Ana Parma is an expert in fisheries modeling, assessment and management. She earned a PhD in Fisheries in 1989 from the University of Washington, and worked for 10 years as a stock assessment scientist at the International Pacific Halibut Commission in Seattle. In 2000 she returned to Argentina, her home country, to become a research scientist with the Argentina’s National Council for Scientific and Technological Research, working at a research center in Patagonia. With this move, the main focus of her work shifted from assessment and modeling of industrial fisheries to small-scale, sedentary reef and shellfish fisheries. She has been involved in the evaluation of spatially explicit management approaches in several artisanal fisheries in South America, with support from a PEW Fellowship in Marine Conservation and, currently, as a Guggenheim’s Fellow. Ana is also interested in fostering the implementation of transparent, science-based decision-making processes in fisheries management. In Patagonia, she is involved in advising the government on the management of shellfish and reef fisheries. She has participated as an independent scientist in many scientific and policy advisory groups, panels, and review committees in different countries and international organizations. She is currently a member of the Scientific Committee of WorldFish Centre, and of the advisory panel of the Commission for the Conservation of Southern Bluefin Tuna.

 

Abstract

Sustainability in small-scale fisheries: no recipes but one – play with the full deck.

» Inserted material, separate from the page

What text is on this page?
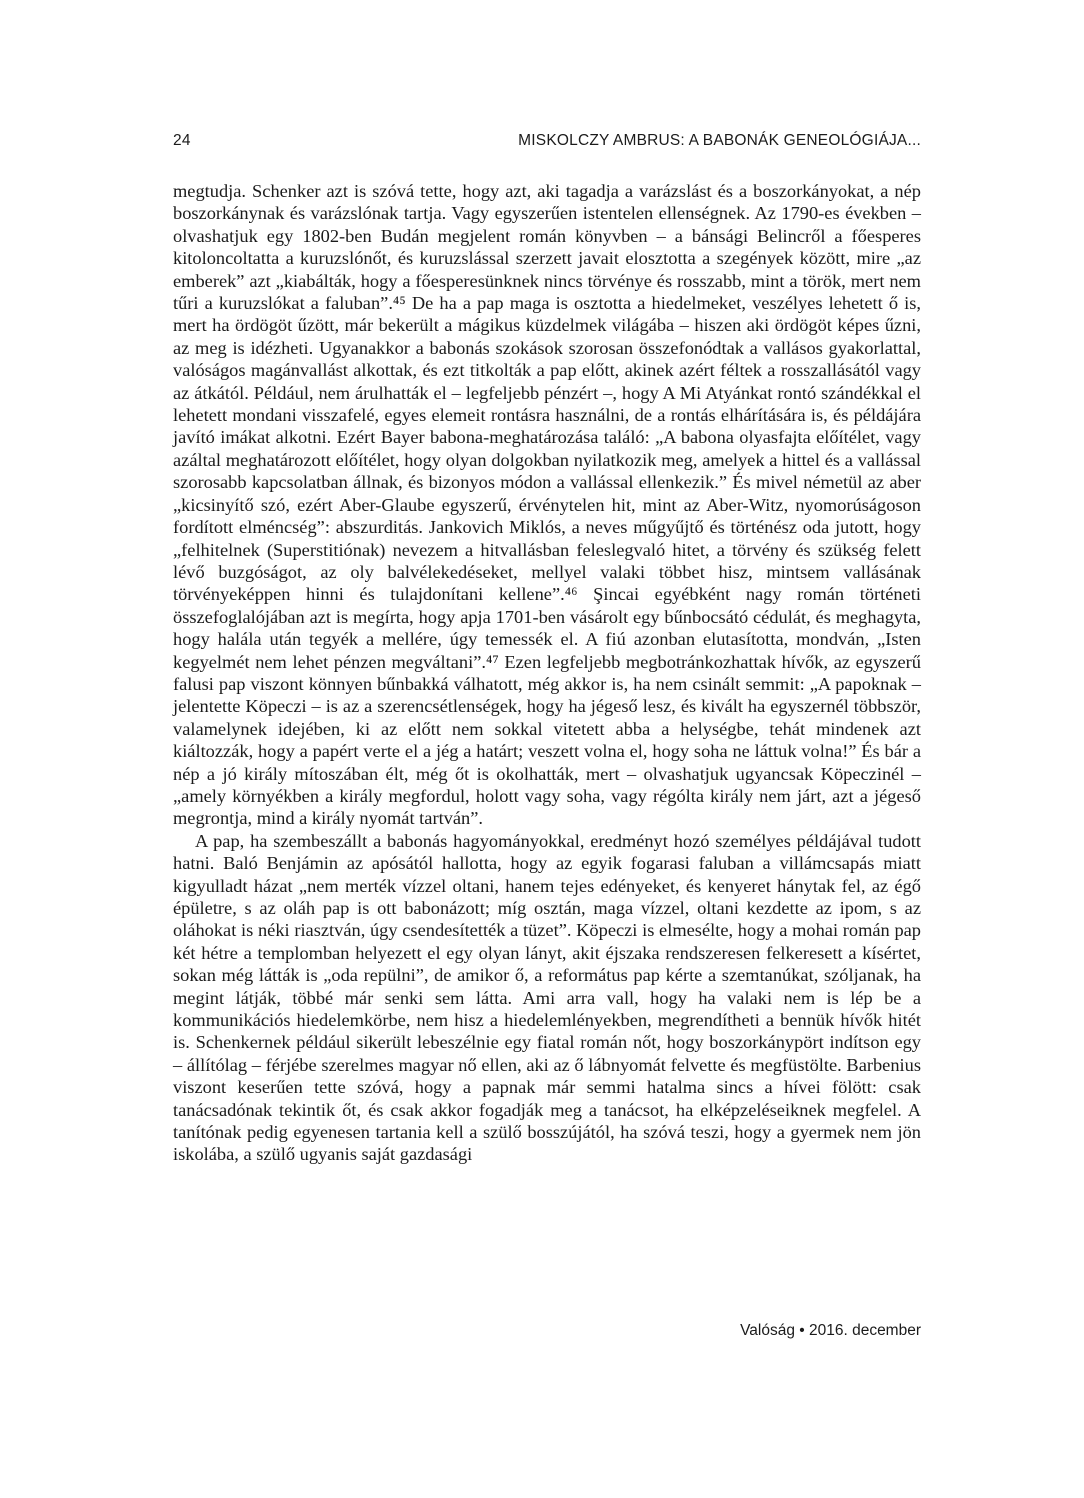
24	MISKOLCZY AMBRUS: A BABONÁK GENEOLÓGIÁJA...

megtudja. Schenker azt is szóvá tette, hogy azt, aki tagadja a varázslást és a boszorkányokat, a nép boszorkánynak és varázslónak tartja. Vagy egyszerűen istentelen ellenségnek. Az 1790-es években – olvashatjuk egy 1802-ben Budán megjelent román könyvben – a bánsági Belincről a főesperes kitoloncoltatta a kuruzslónőt, és kuruzslással szerzett javait elosztotta a szegények között, mire „az emberek” azt „kiabálták, hogy a főesperesünknek nincs törvénye és rosszabb, mint a török, mert nem tűri a kuruzslókat a faluban”.⁴⁵ De ha a pap maga is osztotta a hiedelmeket, veszélyes lehetett ő is, mert ha ördögöt űzött, már bekerült a mágikus küzdelmek világába – hiszen aki ördögöt képes űzni, az meg is idézheti. Ugyanakkor a babonás szokások szorosan összefonódtak a vallásos gyakorlattal, valóságos magánvallást alkottak, és ezt titkolták a pap előtt, akinek azért féltek a rosszallásától vagy az átkától. Például, nem árulhatták el – legfeljebb pénzért –, hogy A Mi Atyánkat rontó szándékkal el lehetett mondani visszafelé, egyes elemeit rontásra használni, de a rontás elhárítására is, és példájára javító imákat alkotni. Ezért Bayer babona-meghatározása találó: „A babona olyasfajta előítélet, vagy azáltal meghatározott előítélet, hogy olyan dolgokban nyilatkozik meg, amelyek a hittel és a vallással szorosabb kapcsolatban állnak, és bizonyos módon a vallással ellenkezik.” És mivel németül az aber „kicsinyítő szó, ezért Aber-Glaube egyszerű, érvénytelen hit, mint az Aber-Witz, nyomorúságoson fordított elméncség”: abszurditás. Jankovich Miklós, a neves műgyűjtő és történész oda jutott, hogy „felhitelnek (Superstitiónak) nevezem a hitvallásban feleslegvaló hitet, a törvény és szükség felett lévő buzgóságot, az oly balvélekedéseket, mellyel valaki többet hisz, mintsem vallásának törvényeképpen hinni és tulajdonítani kellene”.⁴⁶ Şincai egyébként nagy román történeti összefoglalójában azt is megírta, hogy apja 1701-ben vásárolt egy bűnbocsátó cédulát, és meghagyta, hogy halála után tegyék a mellére, úgy temessék el. A fiú azonban elutasította, mondván, „Isten kegyelmét nem lehet pénzen megváltani”.⁴⁷ Ezen legfeljebb megbotránkozhattak hívők, az egyszerű falusi pap viszont könnyen bűnbakká válhatott, még akkor is, ha nem csinált semmit: „A papoknak – jelentette Köpeczi – is az a szerencsétlenségek, hogy ha jégeső lesz, és kivált ha egyszernél többször, valamelynek idejében, ki az előtt nem sokkal vitetett abba a helységbe, tehát mindenek azt kiáltozzák, hogy a papért verte el a jég a határt; veszett volna el, hogy soha ne láttuk volna!” És bár a nép a jó király mítoszában élt, még őt is okolhatták, mert – olvashatjuk ugyancsak Köpeczinél – „amely környékben a király megfordul, holott vagy soha, vagy régólta király nem járt, azt a jégeső megrontja, mind a király nyomát tartván”.

A pap, ha szembeszállt a babonás hagyományokkal, eredményt hozó személyes példájával tudott hatni. Baló Benjámin az apósától hallotta, hogy az egyik fogarasi faluban a villámcsapás miatt kigyulladt házat „nem merték vízzel oltani, hanem tejes edényeket, és kenyeret hánytak fel, az égő épületre, s az oláh pap is ott babonázott; míg osztán, maga vízzel, oltani kezdette az ipom, s az oláhokat is néki riasztván, úgy csendesítették a tüzet”. Köpeczi is elmesélte, hogy a mohai román pap két hétre a templomban helyezett el egy olyan lányt, akit éjszaka rendszeresen felkeresett a kísértet, sokan még látták is „oda repülni”, de amikor ő, a református pap kérte a szemtanúkat, szóljanak, ha megint látják, többé már senki sem látta. Ami arra vall, hogy ha valaki nem is lép be a kommunikációs hiedelemkörbe, nem hisz a hiedelemlényekben, megrendítheti a bennük hívők hitét is. Schenkernek például sikerült lebeszélnie egy fiatal román nőt, hogy boszorkánypört indítson egy – állítólag – férjébe szerelmes magyar nő ellen, aki az ő lábnyomát felvette és megfüstölte. Barbenius viszont keserűen tette szóvá, hogy a papnak már semmi hatalma sincs a hívei fölött: csak tanácsadónak tekintik őt, és csak akkor fogadják meg a tanácsot, ha elképzeléseiknek megfelel. A tanítónak pedig egyenesen tartania kell a szülő bosszújától, ha szóvá teszi, hogy a gyermek nem jön iskolába, a szülő ugyanis saját gazdasági

Valóság • 2016. december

The assessment and management approaches commonly used for industrial fisheries are remarkably similar worldwide. The dominant paradigm has emphasized the estimation of stock size using data-rich methods as a means for setting global or regional quotas in top-down, centralized systems. The fact that this paradigm does not work for small-scale fisheries is now well-recognized, as the latter are, generally, data-poor, geographically heterogeneous and institutionally weak. This has prompted a search for alternatives

On the one side, assessment scientists have begun to investigate stock-assessment methods and harvesting strategies for data-limited situations. On the other, social scientists have advocated co-management to involve fishers in monitoring, decision-making and enforcement, provided that incentives are in place to promote a genuine interest in the long-term health of the resources. Clearly the management framework has to attend to both –the resource and the people. It is less clear what kind of institutions and management strategies will be most effective, under what conditions and at what scales. Co-management experience in small-scale fisheries comes mostly from tropical reef fisheries, in which local communities have been engaged in establishing marine protected areas. These fisheries differ sharply from the small-scale, export-oriented shellfisheries which predominate along the temperate coasts of Latin America. Yet, even within this cohesive subset, fisheries are so diverse that blanket solutions are unrealistic. In this lecture I will illustrate a variety of approaches by contrasting some commercial diving fisheries from Chile and Argentina. Although none of them is fully successful, progress has been achieved by introducing some radical changes in the assessment and management institutions. Mistakes have been made along the way, and in most cases their ecological consequences have been more easily reverted than their social consequences. Major lessons do not pertain to the specific tactics, but rather to some general principles: solutions need to be tailored to the specific nature of the resources and social dynamics, and institutions need to be established to provide regular feedback at the local and larger scales, not only about resource status but also about how humans respond to management interventions.